The DuPage Housing Authority officially has scrapped its plan to convert a landmark house at Churchill Woods Forest Preserve into a home for retired veterans.
Instead, it will be up to a group of local preservationists to save the Depression-era house and a related structure at the site along St. Charles Road near Glen Ellyn.
The two-story limestone house -- built for Robert McKee, the DuPage County Forest Preserve's first superintendent -- and a second building that housed the district's first headquarters, were spared from the wrecking ball in 2006 when the authority signed a lease for the property.
At the time, agency officials announced that the McKee house would be renovated to accommodate up to 11 units for retired veterans. That plan called for the second building to be converted into a home for two caregivers.
But the idea never became a reality. And the authority let the lease expire more than a year ago.

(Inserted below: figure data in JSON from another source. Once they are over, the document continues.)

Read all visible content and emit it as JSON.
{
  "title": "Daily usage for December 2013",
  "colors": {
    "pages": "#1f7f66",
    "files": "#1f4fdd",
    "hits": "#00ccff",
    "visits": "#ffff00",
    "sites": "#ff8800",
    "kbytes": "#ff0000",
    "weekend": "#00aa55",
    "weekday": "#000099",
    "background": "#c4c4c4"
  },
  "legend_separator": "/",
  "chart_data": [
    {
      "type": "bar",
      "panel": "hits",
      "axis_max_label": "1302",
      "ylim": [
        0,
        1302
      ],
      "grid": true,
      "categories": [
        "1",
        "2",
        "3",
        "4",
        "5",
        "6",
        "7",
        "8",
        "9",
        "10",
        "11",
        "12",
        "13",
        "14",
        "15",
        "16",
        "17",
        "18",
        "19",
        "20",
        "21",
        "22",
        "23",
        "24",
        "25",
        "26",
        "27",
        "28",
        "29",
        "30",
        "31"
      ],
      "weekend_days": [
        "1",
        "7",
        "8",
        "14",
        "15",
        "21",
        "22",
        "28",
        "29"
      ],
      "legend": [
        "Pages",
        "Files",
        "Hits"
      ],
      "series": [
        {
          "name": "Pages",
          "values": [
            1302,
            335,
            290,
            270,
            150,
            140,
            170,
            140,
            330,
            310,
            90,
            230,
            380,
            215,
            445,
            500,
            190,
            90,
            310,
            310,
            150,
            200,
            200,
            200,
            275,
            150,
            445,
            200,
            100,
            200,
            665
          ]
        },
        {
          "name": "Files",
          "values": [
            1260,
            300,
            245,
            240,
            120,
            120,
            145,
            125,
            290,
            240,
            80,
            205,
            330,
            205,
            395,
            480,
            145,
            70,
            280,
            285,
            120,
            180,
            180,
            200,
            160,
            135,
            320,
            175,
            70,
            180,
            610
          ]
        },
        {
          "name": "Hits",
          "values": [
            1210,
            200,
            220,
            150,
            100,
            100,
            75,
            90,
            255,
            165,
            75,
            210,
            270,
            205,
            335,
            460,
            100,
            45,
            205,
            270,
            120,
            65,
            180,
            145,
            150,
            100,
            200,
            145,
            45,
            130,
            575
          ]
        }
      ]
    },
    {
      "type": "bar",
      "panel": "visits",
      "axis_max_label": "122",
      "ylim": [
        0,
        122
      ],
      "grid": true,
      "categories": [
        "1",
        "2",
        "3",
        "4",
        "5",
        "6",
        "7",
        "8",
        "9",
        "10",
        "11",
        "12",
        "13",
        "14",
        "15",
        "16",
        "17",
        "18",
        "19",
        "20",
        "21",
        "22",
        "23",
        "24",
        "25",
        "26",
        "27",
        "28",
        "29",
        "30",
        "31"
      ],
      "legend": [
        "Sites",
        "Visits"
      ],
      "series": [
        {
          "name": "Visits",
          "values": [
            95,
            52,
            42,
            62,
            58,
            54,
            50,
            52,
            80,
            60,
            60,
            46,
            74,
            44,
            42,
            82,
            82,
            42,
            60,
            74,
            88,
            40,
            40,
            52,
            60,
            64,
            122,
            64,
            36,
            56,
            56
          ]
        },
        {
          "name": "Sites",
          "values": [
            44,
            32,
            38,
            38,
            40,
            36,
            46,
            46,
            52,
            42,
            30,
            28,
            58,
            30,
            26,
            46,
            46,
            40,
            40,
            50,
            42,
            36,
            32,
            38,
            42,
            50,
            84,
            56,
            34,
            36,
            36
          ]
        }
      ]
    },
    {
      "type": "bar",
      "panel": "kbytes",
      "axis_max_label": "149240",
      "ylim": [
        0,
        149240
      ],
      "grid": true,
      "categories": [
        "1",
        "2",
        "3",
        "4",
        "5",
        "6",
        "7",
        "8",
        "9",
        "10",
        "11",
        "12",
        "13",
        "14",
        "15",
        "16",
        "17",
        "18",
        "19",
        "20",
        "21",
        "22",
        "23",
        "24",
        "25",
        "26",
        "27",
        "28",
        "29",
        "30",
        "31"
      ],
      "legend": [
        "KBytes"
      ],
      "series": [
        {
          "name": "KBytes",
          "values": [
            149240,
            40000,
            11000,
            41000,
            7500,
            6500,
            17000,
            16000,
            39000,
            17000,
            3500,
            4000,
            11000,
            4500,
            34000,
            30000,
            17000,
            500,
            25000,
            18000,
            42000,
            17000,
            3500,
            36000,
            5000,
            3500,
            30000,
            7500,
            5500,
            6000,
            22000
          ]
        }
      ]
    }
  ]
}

On Thursday, the housing authority board agreed to send a letter to the forest preserve notifying it that there is no longer interest in converting the building into veterans housing -- or any other housing project.
"It doesn't make any sense to continue with this," housing authority board Chairman Thomas Good said.
Authority officials said the idea faced too many obstacles. For example, forest preserve officials have estimated that repairing the buildings to operating standards would cost between $500,000 to $750,000.
Forest preserve Commissioner Mike Formento said the housing authority's decision was expected. So he has been working with the group Citizens for Glen Ellyn Preservation in an attempt to find funding to restore the McKee house.
Formento said the first priority is to replace the roof to stop the house from deteriorating. The ultimate goal is to repair the structure enough where it can be used for various activities, such as weddings.
"The district itself has said that it doesn't want to put any money into the building," Formento said. "It has shuttered it at this particular time."
Formento said it's up to the forest preserve to decide whether it wants to help Citizens for Glen Ellyn Preservation develop the site "into something that would be a benefit to the community."
"It is my sincere hope that we can find a good use for the property," said Formento, adding that the group is planning to make a presentation to the forest preserve board sometime next month.